The single most important tool we bring to our spiritual work is our attention. This fundamental ability to direct our awareness toward an object and steadily hold it there serves as the foundation of most, though not all, spiritual practices, as well as many of life’s ordinary activities. A focused and sustained attention enables us to see our attachments, our clinging, offering hope of releasing their hold on us. A focused and relaxed attention equips us to contact, collect, and organize our inner energies, and to support the emergence of consciousness from the lower energies. Attention enables us to relate to other people and endows us with the possibility of opening our hearts. It animates our life in the present moment. Directing our attention toward the Divine, as in true prayer, creates a channel through which the higher may flow into us.

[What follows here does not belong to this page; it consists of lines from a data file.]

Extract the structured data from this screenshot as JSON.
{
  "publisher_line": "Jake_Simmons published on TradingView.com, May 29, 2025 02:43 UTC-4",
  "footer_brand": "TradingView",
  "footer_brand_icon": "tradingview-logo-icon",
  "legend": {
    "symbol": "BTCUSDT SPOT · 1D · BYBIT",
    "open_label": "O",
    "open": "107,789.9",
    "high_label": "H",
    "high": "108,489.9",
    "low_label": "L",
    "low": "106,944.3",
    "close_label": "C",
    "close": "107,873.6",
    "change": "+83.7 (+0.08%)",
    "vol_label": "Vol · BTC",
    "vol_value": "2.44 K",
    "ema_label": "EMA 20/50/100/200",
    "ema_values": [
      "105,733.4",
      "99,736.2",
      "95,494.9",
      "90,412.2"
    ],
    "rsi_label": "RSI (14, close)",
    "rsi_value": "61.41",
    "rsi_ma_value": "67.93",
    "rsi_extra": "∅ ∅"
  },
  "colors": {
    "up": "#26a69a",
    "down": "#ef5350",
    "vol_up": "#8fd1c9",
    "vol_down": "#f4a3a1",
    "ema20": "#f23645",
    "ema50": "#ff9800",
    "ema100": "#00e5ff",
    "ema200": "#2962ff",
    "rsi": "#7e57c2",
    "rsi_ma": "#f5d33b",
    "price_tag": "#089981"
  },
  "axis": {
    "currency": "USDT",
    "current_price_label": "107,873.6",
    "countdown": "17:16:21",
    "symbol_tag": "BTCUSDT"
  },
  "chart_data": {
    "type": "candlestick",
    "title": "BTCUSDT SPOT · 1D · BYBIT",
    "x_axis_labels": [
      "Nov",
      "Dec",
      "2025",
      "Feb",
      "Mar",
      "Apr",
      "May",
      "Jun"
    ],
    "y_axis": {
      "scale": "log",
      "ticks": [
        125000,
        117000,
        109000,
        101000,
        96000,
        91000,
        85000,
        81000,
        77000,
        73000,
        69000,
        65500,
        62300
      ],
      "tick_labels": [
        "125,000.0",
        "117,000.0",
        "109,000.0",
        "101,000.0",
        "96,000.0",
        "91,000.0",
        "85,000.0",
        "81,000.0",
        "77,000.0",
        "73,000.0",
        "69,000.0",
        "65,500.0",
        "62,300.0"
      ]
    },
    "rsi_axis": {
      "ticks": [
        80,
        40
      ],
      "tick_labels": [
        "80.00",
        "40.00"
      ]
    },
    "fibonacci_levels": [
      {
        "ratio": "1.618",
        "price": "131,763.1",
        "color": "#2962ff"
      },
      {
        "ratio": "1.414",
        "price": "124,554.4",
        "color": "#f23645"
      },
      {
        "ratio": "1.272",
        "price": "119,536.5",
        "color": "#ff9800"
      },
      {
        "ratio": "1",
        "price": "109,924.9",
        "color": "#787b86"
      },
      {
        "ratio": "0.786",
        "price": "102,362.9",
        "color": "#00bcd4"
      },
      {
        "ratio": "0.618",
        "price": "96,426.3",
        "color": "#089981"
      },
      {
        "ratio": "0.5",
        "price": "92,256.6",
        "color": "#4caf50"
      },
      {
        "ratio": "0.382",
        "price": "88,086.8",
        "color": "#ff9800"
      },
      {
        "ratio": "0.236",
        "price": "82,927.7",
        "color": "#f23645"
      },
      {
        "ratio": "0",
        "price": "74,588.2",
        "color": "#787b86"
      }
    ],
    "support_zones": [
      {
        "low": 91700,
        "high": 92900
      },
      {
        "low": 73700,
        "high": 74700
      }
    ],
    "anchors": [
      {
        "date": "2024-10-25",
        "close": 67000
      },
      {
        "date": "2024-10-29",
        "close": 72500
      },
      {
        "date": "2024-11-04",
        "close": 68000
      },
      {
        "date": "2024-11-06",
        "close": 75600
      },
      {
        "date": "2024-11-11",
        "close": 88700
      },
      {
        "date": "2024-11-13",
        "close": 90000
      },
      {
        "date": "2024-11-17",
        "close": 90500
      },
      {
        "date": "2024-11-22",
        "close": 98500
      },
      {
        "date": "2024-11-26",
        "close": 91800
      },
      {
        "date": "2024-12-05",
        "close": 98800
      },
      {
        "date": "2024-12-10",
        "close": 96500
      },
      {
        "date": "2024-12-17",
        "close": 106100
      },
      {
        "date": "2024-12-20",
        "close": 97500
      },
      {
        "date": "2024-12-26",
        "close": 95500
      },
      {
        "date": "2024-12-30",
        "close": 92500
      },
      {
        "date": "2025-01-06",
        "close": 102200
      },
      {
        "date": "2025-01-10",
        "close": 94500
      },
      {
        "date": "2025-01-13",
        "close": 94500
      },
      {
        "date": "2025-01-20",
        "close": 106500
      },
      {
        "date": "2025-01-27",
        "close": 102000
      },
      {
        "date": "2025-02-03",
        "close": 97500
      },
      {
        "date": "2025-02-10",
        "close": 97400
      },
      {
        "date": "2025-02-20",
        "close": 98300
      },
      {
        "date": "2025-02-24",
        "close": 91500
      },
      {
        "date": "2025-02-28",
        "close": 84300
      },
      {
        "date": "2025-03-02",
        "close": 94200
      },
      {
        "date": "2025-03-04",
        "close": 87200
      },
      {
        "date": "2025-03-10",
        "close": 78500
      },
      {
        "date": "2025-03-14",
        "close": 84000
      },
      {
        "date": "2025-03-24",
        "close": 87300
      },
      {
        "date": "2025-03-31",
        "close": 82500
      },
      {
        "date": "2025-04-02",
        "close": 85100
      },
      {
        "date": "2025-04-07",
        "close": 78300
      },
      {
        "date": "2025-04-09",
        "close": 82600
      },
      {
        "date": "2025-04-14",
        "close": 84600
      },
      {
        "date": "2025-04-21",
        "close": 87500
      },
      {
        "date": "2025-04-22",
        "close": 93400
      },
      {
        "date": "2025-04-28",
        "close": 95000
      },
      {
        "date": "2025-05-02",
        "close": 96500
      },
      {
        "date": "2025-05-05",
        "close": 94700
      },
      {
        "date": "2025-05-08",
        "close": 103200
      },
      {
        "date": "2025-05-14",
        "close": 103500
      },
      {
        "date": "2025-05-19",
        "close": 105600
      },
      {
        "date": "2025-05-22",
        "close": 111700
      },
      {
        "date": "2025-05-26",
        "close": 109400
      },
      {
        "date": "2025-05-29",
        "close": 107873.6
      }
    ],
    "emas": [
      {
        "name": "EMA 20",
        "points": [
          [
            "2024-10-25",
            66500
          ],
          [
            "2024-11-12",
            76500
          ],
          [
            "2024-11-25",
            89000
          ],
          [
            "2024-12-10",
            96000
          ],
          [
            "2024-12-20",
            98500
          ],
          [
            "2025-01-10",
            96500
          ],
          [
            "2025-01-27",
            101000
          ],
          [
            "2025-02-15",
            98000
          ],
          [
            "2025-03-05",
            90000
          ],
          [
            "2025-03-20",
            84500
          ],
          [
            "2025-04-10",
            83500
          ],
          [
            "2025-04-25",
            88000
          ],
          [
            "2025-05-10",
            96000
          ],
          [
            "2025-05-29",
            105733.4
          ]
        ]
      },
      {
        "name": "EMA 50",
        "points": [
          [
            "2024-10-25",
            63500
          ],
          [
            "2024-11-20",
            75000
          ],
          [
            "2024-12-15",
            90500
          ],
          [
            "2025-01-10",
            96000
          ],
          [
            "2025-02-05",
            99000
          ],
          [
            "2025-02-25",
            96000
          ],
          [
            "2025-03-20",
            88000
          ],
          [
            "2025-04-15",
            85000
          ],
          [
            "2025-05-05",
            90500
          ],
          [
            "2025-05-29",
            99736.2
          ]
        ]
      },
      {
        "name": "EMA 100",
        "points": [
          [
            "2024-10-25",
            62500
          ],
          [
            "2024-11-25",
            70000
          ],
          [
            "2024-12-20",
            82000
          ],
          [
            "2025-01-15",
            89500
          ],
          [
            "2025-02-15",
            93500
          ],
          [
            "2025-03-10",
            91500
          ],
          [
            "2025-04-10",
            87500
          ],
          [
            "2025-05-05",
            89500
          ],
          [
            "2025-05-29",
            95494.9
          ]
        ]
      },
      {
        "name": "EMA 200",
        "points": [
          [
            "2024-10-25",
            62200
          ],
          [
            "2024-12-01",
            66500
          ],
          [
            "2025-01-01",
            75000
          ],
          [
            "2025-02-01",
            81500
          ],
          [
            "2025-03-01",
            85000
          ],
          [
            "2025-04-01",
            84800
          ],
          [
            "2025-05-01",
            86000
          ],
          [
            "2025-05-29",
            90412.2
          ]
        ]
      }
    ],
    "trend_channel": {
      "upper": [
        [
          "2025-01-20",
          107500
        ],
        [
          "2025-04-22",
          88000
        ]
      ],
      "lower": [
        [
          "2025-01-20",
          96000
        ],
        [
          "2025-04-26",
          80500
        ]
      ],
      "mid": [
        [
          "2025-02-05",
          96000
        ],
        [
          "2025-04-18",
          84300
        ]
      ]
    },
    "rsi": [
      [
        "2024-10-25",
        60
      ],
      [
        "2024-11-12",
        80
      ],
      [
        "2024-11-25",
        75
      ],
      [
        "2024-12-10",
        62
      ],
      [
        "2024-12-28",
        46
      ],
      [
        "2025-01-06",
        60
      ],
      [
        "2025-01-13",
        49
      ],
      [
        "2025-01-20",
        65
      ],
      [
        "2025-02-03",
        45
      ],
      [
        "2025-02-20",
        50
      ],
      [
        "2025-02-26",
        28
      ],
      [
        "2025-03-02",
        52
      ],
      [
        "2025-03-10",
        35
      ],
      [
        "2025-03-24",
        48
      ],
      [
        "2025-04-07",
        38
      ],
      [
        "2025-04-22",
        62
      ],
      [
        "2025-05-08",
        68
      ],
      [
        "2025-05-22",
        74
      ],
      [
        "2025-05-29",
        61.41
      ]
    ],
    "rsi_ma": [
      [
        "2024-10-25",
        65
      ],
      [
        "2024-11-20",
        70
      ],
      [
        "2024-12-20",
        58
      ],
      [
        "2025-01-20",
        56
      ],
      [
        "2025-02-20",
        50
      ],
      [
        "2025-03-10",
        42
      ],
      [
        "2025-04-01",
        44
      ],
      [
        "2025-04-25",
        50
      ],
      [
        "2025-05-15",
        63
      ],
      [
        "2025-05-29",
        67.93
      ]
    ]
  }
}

The most recognizable form of will, attention can direct our perceptions and thoughts. Attention exemplifies the character of will by entering into nearly every aspect of our lives, yet remaining unnoticed, subjective. In response to the question “Who am I?” we can rightly answer “I am my attention.” Inexplicably, our culture woefully neglects training our attention, approaching it indirectly, incompletely, and inadequately. Correcting this one shortcoming of education would produce enormous benefits, materially as well as spiritually, by addressing this most fundamental aspect of the person.

Of the three primary forms of attention, we typically think of the first: active attention. Yet the passive and receptive forms of attention also merit careful study.

Take the example of watching a television program. Our attention works passively: we just sit back, consumed by the program, allowing the TV to direct our attention, to run our inner world, to drive our thoughts and emotions, to usurp our place, to sap our alertness, initiative and energy. Such involuntary, passive attention characteristically operates with the automatic energy and sends us onto a downward slope with respect to our humanity. TV may be useful for a short respite of relaxation, but the negative consequences of overindulging in television carry over into the rest of our lives. This holds at any age, from early childhood on up. Yet our attention need not be passive in watching TV: we could inwardly work to be more conscious. But TV’s inherent design lulls our consciousness into abeyance and set us on a subconscious, automatic, consumerist track. The couch potato does indeed sink from the human toward more vegetative qualities.

In contrast with passive attention, both active and receptive attention engage the conscious energy. Both may be directed toward a single object or non-directed, i.e., related to the whole of the present moment. The differentiating factor between the active and receptive forms of attention lies in the inner movement of our will. In active attention, we move outward, as in speaking. In receptive attention, we move toward our inwardness, as in listening.

We need to exercise both active and receptive attention. Actively, we enliven and collect the sensitive energy in our body. In the receptive mode, we open to the sensation already present in our energy body. Actively, we train our children, while receptively listening to and loving them. Actively, we seek to understand where God is, while receptively opening beyond our uttermost depths. Our progress on the spiritual path depends in an essential way on understanding and training attention in both its active and receptive forms.